Remove the Thunderbird Flatpak Package

If you installed Thunderbird from Flathub at system scope, remove it with the same scope. The --delete-data flag removes Flatpak-managed app data when it exists:

sudo flatpak remove --delete-data org.mozilla.Thunderbird -y

Then confirm the Flatpak app no longer appears in the installed application list:

flatpak list --app --columns=application | grep -Fx org.mozilla.Thunderbird || echo NOT_INSTALLED

Expected output:

NOT_INSTALLED

The grep filter keeps the check focused on Thunderbird. If you want to adapt that pattern for other commands, the grep command guide covers the basics.

After that, you can clean out unused Flatpak runtimes:

sudo flatpak uninstall --unused -y

Remove Thunderbird Profile Data on Fedora

Thunderbird keeps mail, address books, calendars, and account settings in profile directories, not inside the package itself. Check which directories exist before you delete anything:

find "$HOME" -maxdepth 4 \( -path "$HOME/.thunderbird" -o -path "$HOME/.var/app/org.mozilla.Thunderbird" \)

Relevant output can include:

/home/your-user/.thunderbird
/home/your-user/.var/app/org.mozilla.Thunderbird

The following commands permanently delete your local mail, account settings, calendars, address books, and cached Thunderbird data. Back up anything you want to keep before you continue.

Native Thunderbird normally uses ~/.thunderbird/. The Flatpak build uses ~/.var/app/org.mozilla.Thunderbird/. Remove only the directories the find command actually printed:

rm -rf ~/.thunderbird
rm -rf ~/.var/app/org.mozilla.Thunderbird

Thunderbird on Fedora FAQ

Is Thunderbird available in Fedora’s default repositories?
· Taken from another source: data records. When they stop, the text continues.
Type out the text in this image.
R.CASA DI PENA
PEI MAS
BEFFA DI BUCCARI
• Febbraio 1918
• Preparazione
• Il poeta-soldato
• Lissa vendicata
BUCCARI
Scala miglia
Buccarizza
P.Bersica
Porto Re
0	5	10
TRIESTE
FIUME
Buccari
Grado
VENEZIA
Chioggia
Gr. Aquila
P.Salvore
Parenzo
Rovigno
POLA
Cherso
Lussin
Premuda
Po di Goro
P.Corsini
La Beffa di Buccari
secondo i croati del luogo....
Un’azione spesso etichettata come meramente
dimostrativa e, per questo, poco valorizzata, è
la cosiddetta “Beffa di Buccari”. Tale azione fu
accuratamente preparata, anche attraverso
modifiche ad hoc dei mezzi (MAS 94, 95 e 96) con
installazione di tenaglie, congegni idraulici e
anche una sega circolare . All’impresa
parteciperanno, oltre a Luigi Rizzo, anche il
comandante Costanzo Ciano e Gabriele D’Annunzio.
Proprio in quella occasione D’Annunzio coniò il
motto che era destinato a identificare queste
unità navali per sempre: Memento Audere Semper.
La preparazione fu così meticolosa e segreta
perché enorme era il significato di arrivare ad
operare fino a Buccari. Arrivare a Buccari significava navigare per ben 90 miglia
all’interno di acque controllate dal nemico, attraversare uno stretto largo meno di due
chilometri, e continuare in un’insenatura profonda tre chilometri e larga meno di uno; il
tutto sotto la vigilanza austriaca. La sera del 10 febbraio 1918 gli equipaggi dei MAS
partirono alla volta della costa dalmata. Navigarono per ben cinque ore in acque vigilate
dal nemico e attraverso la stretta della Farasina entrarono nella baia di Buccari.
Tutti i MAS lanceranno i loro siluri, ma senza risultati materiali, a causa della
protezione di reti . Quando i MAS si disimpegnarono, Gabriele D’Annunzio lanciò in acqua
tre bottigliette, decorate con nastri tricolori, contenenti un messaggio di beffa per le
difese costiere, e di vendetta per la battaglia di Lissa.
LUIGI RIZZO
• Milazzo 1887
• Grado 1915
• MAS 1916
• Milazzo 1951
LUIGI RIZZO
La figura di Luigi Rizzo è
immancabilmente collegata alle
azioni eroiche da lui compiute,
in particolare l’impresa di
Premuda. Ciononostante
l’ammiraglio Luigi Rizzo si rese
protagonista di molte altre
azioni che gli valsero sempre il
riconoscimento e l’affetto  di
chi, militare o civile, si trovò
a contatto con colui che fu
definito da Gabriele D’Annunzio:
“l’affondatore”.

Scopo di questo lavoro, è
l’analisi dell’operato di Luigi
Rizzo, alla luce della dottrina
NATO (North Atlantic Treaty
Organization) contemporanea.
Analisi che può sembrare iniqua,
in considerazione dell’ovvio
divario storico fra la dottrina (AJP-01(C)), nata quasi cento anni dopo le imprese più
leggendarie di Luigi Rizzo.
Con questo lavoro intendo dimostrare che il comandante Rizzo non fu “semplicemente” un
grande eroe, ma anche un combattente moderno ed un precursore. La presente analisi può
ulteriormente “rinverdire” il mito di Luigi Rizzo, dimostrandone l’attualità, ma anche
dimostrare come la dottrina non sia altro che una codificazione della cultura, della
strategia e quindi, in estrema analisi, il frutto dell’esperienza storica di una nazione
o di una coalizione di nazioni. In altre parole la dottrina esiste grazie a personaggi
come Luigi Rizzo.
Yes. Fedora packages Thunderbird directly, so sudo dnf install thunderbird works without adding a third-party repository.

Should I use DNF or Flathub for Thunderbird on Fedora?
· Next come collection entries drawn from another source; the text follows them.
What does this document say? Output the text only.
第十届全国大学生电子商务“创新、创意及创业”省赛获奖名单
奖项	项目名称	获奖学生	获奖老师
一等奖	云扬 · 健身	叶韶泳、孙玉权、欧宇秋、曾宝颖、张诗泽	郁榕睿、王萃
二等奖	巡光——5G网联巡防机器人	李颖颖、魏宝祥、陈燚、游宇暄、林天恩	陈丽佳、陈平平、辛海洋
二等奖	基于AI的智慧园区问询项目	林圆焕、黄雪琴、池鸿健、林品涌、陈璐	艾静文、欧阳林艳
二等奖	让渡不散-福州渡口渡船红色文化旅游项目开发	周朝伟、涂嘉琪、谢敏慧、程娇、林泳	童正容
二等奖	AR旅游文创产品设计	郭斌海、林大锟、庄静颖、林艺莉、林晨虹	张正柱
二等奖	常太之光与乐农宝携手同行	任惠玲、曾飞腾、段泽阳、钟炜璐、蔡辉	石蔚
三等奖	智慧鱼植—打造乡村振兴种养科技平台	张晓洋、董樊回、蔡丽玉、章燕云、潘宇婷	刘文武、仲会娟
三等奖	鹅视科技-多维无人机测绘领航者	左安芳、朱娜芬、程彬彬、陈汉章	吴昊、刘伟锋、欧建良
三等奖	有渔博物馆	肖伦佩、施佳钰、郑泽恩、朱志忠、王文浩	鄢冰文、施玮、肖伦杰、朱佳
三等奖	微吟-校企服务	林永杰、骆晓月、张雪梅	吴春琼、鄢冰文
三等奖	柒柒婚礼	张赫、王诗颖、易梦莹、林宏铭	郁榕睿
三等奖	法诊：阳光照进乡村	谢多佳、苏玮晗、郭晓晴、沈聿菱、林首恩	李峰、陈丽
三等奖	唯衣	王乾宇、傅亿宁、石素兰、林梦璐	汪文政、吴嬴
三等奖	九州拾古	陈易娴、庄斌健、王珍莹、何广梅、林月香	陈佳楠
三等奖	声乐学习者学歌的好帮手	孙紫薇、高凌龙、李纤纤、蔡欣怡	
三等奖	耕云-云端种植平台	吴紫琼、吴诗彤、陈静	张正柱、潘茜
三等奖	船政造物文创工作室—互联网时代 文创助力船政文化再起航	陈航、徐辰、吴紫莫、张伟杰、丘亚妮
Use DNF if you want the simpler Fedora-managed package and the newer current build on Fedora 43. Use Flathub if you prefer Flatpak sandboxing and are comfortable with a separate ESR release track.

Does Mozilla offer a direct Linux download for Thunderbird?

Yes. Mozilla publishes official Linux downloads, but on Fedora the DNF package and the Flatpak build are easier to update and remove cleanly than a manual tarball install.

What command launches Thunderbird on Fedora?

The Fedora RPM package launches with thunderbird. The Flatpak build launches with flatpak run org.mozilla.Thunderbird.

Conclusion

Thunderbird is ready on Fedora through either the native DNF package or the Flathub Flatpak, so you can keep mail, calendars, and contacts in a desktop client that fits the package workflow you already trust. If you want Fedora to handle updates in the background, install DNF Automatic on Fedora. For more DNF package-management examples, keep the DNF5 install examples on Fedora nearby.